Ryan W. Logan, Ph.D.

Associate Professor of Pharmacology
Director and Principal Investigator, Laboratory of Sleep, Rhythms, and Addiction

Research Interests

Dr. Logan’s research aims to understand how sleep and circadian rhythms contribute to the vulnerability of substance use disorders. His work integrates tools across genetics, molecular biology, and neuroscience to examine the cellular and molecular mechanisms in the brain involved in 1) the development of drug dependence, craving and relapse and 2) to understand the impact of sleep and circadian rhythm disruption on reward-related and motivated behaviors, to ultimately, 3) identify novel molecular targets to develop therapeutics and interventions for addiction. Dr. Logan’s laboratory uses translational approaches from humans to animals to examine the relationship between sleep, circadian rhythms, and addiction.

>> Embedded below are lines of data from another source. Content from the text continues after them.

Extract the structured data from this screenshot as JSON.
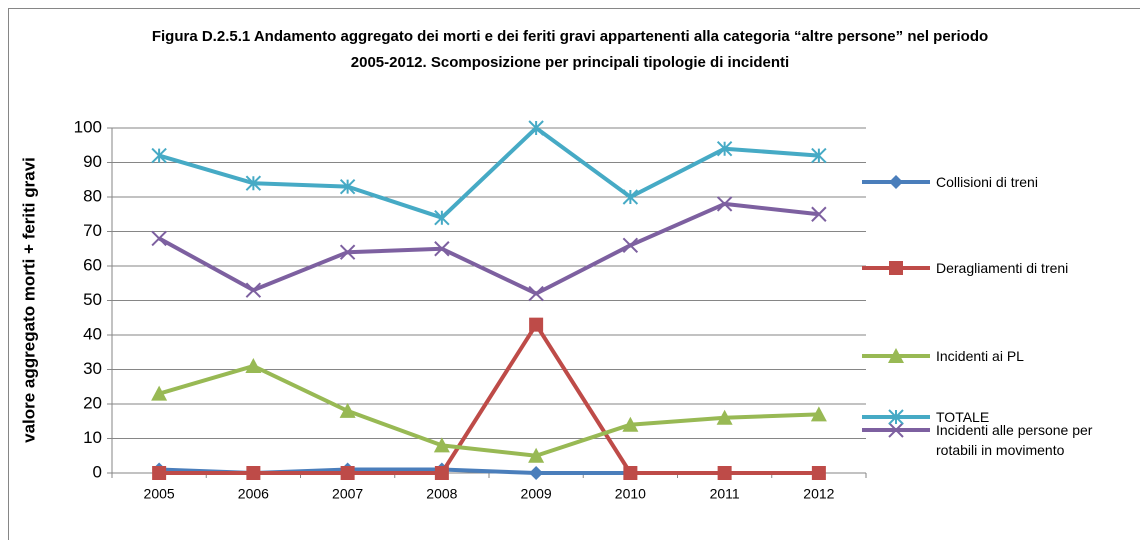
{
  "chart_data": {
    "type": "line",
    "title": "Figura D.2.5.1 Andamento aggregato dei morti e dei feriti  gravi appartenenti alla categoria “altre persone” nel periodo 2005-2012. Scomposizione per principali tipologie di incidenti",
    "y_label": "valore aggregato morti + feriti gravi",
    "categories": [
      "2005",
      "2006",
      "2007",
      "2008",
      "2009",
      "2010",
      "2011",
      "2012"
    ],
    "series": [
      {
        "name": "Collisioni di treni",
        "color": "#4a7ebb",
        "marker": "diamond",
        "values": [
          1,
          0,
          1,
          1,
          0,
          0,
          0,
          0
        ]
      },
      {
        "name": "Deragliamenti di treni",
        "color": "#be4b48",
        "marker": "square",
        "values": [
          0,
          0,
          0,
          0,
          43,
          0,
          0,
          0
        ]
      },
      {
        "name": "Incidenti ai PL",
        "color": "#98b954",
        "marker": "triangle",
        "values": [
          23,
          31,
          18,
          8,
          5,
          14,
          16,
          17
        ]
      },
      {
        "name": "Incidenti alle persone per rotabili in movimento",
        "color": "#7d60a0",
        "marker": "x",
        "values": [
          68,
          53,
          64,
          65,
          52,
          66,
          78,
          75
        ]
      },
      {
        "name": "TOTALE",
        "color": "#46aac5",
        "marker": "star",
        "values": [
          92,
          84,
          83,
          74,
          100,
          80,
          94,
          92
        ]
      }
    ],
    "ylim": [
      0,
      100
    ],
    "yticks": [
      0,
      10,
      20,
      30,
      40,
      50,
      60,
      70,
      80,
      90,
      100
    ],
    "grid": true,
    "legend": "right"
  }
}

Dr. Logan is recognized as a leader in the field of circadian rhythms and addiction research, a largely understudied area of research with high translational value and clinical impact. His research program offers several unique factors that distinguishes his laboratory from others in the field. First, by examining the molecular alterations related to psychiatric disorders in the human postmortem brain, his work is able to identify the pathologies associated with substance use disorders in humans to then target and manipulate related pathways using animal models to uncover mechanisms of addiction. Second, by leveraging genetically diverse mouse populations and computational tools, his work uncovers the genetic and molecular mechanisms that regulate sleep and circadian rhythms, involved in substance use disorders. Third, by using both forward and reverse translational approaches in humans and animals, his work identifies important molecular factors that can be targeted in the development of therapeutics to treat substance use disorders and comorbid mood disorders.